Les premiers CCTT ont vu le jour il y a 25 ans et aujourd’hui il y en a 40 dans 30 cégeps répartis dans presque toutes les régions du Québec. L’Outaouais est une des rares régions où il n’existe pas de centre collégial de transfert de technologie. C’est avec l’intention de corriger cette situation que le candidat de Québec solidaire dans Hull amène la présente proposition.

Cette année un nouveau volet a été ajouté aux demandes de reconnaissance à titre de CCTT avec l’inclusion de projets touchant des pratiques sociales novatrices. Selon Bill Clennett, la réalisation d’un CCTT axé sur la technologie ou sur les pratiques sociales novatrices serait bénéfique pour le développement et le rayonnement du Cégep de l’Outaouais. Il serait également un outil supplémentaire en matière de développement régional.

À titre indicatif, un projet pourrait être élaboré sur les pratiques novatrices en matière de services de garde. Non seulement il existe une telle expertise au Cégep de l’Outaouais de par la présence d’un programme de Techniques d’éducation à l’enfance mais de plus il y a beaucoup de jeunes ménages dans notre région qui profiterait d’un tel CCTT.
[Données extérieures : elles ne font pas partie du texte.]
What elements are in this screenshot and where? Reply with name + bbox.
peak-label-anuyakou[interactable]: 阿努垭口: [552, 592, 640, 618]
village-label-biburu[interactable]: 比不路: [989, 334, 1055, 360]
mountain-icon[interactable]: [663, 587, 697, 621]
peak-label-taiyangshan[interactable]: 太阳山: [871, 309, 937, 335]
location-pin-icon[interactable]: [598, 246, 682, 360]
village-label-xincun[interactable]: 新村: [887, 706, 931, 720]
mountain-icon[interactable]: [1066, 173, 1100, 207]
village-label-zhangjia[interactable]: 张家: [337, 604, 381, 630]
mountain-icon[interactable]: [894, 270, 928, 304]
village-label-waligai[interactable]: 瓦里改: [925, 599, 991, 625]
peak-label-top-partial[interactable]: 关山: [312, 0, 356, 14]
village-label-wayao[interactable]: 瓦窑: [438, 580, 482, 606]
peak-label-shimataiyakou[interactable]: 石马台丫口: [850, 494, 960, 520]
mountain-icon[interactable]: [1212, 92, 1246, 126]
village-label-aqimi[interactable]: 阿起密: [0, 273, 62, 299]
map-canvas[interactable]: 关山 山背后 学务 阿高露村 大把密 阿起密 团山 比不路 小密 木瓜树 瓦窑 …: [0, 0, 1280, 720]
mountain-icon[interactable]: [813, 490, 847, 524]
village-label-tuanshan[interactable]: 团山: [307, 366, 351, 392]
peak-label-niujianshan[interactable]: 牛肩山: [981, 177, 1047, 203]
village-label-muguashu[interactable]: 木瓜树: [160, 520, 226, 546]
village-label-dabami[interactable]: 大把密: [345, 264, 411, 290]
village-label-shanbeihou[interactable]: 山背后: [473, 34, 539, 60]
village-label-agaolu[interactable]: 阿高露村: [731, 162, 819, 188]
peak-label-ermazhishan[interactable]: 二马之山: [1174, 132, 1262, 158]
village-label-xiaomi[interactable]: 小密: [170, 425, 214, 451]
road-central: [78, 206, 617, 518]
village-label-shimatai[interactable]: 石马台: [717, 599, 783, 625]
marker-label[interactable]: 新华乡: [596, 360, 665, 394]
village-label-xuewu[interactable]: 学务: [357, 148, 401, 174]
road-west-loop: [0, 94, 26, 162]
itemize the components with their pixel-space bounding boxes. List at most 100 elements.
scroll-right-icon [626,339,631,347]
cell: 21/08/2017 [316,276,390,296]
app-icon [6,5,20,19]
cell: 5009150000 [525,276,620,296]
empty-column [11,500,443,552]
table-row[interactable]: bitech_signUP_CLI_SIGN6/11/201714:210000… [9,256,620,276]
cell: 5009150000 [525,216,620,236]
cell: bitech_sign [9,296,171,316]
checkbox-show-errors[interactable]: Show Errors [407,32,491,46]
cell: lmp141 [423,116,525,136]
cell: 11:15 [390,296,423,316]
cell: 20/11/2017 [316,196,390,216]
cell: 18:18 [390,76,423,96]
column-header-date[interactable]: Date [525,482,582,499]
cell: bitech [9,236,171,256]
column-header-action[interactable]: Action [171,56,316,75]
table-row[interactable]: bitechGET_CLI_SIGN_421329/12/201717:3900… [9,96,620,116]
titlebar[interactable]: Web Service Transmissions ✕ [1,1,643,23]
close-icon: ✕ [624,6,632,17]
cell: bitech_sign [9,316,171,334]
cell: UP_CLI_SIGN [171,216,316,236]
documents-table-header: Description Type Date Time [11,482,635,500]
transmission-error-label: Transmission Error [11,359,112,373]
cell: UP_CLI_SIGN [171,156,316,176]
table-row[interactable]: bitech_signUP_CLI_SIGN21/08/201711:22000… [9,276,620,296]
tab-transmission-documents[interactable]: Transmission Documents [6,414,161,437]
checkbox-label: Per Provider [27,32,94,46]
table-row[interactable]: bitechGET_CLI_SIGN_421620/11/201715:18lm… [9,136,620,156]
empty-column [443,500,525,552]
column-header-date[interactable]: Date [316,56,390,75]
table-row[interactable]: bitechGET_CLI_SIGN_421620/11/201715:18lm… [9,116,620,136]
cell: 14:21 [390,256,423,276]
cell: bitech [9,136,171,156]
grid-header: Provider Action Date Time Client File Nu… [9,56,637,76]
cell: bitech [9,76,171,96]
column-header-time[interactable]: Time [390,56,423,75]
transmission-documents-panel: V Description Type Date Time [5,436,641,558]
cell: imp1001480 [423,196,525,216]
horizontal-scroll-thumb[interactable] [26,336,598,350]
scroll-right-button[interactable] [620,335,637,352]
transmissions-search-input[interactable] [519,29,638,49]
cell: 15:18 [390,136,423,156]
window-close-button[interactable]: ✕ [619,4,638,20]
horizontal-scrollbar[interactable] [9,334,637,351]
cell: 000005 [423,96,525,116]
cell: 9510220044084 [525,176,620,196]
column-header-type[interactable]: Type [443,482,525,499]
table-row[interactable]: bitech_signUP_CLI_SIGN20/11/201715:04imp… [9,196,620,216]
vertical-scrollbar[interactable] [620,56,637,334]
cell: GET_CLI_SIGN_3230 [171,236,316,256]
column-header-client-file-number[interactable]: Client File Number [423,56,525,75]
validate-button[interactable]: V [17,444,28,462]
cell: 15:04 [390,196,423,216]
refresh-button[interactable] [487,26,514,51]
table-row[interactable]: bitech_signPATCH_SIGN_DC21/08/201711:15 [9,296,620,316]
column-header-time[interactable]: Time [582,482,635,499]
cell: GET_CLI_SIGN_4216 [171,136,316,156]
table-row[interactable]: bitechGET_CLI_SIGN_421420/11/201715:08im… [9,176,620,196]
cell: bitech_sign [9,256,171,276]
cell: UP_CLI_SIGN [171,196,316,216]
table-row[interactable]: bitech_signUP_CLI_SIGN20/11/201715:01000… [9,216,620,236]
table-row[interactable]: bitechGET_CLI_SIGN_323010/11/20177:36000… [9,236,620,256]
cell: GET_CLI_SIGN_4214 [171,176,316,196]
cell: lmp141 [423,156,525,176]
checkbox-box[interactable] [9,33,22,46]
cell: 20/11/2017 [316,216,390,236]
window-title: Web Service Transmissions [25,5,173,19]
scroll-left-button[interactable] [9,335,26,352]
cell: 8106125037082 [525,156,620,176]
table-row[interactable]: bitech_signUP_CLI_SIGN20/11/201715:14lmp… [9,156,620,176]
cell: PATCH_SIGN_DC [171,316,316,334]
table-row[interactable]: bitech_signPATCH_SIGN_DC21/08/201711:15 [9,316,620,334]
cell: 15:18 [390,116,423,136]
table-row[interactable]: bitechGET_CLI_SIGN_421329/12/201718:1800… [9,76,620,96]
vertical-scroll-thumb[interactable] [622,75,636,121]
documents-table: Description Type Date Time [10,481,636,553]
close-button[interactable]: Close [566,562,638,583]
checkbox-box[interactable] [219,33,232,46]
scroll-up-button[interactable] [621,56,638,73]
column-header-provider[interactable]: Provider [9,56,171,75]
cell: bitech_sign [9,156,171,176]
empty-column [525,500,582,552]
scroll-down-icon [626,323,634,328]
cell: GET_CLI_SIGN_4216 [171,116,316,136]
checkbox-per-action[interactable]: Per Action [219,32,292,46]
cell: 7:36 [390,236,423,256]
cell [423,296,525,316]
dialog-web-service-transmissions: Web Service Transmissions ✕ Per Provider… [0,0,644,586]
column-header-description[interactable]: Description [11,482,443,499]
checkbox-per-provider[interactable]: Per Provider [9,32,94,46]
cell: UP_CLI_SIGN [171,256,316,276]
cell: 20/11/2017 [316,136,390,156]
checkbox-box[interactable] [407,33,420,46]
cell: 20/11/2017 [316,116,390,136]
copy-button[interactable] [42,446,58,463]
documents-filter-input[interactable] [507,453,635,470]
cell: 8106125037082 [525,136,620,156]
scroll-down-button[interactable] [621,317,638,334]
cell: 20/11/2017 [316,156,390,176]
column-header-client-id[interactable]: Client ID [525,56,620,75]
Bill Clennett estime qu’il serait également possible de présenter une demande de reconnaissance pour un CCTT axé sur l’efficacité énergétique. Québec solidaire propose de transformer le parc immobilier du Québec pour réduire notre consommation d’énergie et notre production de gaz à effet de serre. Mais la mise en place d’un tel chantier environnemental requiert le développement et le transfert de technologies nouvelles. Justement au Cégep de l’Outaouais, il existe deux programmes pertinents, soit Techniques de mécanique du bâtiment et Techniques de génie civil.

L’Outaouais souffre d’un sous-développement et d’une dépendance envers Ottawa pour les services publics en matière de santé de d’éducation postsecondaire. La proposition de Bill Clennett pour la réalisation d’un centre collégial de transfert de technologie représente une solution supplémentaire à ce problème reconnu.